Patients with high-risk breast cancer who receive a 21-gene assay genomic test may be able to avoid chemotherapy and ultimately save a significant amount of money.
Recurrence score (RS) testing that uses the 21-gene assay decreases cancer care costs for certain patients with breast cancer by allowing them to avoid receiving standard chemotherapy, according to a new study in Journal of the National Comprehensive Cancer Network.
The study found the RS test can help predict if a patient with nonmetastatic breast cancer might benefit from adjuvant chemotherapy. The reduction in use of chemotherapy was directly associated with a spending reduction of $3600. Overall, women who underwent RS assessment had costs that were approximately $6600 less than those of women who were not tested.
The authors analyzed associations between RS testing and observed costs to Medicare. They studied 30,058 patients with breast cancer between ages 66 and 75 years to determine total and chemotherapy-specific costs in the year after diagnosis. Of the patients included, 17.5% received RS testing, with patients receiving testing more likely to be younger and have no comorbid conditions. People who were tested were also more likely to have intermediate-risk disease (69.5% vs 43.9%) than low-risk disease (17.2% vs 28.7%) or high-risk disease (13.3% vs 27.4%) compared with patients who did not receive RS testing.
With RS testing costing an average of $3217, patients who were tested had slightly higher overall costs in the year after their diagnosis than those who did not receive RS testing ($38,054 vs $35,491). In patients with high-risk disease, RS testing was associated with lower costs by about $6600. However, the cost was higher for patients with intermediate- and low-risk disease who received RS testing ($5568 and $9462 higher, respectively).
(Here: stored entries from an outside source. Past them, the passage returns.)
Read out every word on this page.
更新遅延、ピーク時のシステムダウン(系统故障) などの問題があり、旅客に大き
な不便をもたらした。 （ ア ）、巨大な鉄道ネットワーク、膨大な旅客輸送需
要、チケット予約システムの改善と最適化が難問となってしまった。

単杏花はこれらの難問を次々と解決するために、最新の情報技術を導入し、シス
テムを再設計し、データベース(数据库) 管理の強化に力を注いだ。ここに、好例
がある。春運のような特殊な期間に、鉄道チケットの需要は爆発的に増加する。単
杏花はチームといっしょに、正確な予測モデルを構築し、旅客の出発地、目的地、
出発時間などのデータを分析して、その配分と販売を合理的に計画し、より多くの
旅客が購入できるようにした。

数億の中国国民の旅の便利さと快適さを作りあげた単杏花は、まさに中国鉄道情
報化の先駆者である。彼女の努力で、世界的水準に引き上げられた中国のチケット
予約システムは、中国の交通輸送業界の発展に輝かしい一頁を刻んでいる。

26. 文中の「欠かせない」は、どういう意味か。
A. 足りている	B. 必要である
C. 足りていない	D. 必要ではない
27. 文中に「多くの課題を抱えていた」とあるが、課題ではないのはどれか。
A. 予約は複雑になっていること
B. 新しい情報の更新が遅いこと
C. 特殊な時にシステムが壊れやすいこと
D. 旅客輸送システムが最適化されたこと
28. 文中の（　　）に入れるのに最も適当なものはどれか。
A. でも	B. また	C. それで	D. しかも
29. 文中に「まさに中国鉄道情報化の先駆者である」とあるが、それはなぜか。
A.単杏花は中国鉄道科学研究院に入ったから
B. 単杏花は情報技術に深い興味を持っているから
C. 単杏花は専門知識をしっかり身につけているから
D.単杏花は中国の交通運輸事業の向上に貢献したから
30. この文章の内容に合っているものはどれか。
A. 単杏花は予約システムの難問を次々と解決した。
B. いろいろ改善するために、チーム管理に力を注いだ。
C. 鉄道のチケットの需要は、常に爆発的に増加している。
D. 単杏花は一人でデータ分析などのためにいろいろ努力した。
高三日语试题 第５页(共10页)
Despite these higher overall costs, there was no differences in the average cost for chemotherapy among these 2 groups.
“This study demonstrates that RS testing provides the greatest reduction in costs among patients who, prior to the test, had the highest likelihood of receiving chemotherapy to begin with,” Michaela A. Dinan, PhD, Duke University, said in a statement. “In the big picture, the ability for RS testing to reduce either the cost of chemotherapy or total health costs may depend on the general distribution of patients who are clinically considered to be high-, intermediate-, or low-risk. This knowledge should help inform a provider’s decision about when RS testing may be most likely to influence treatment choices.”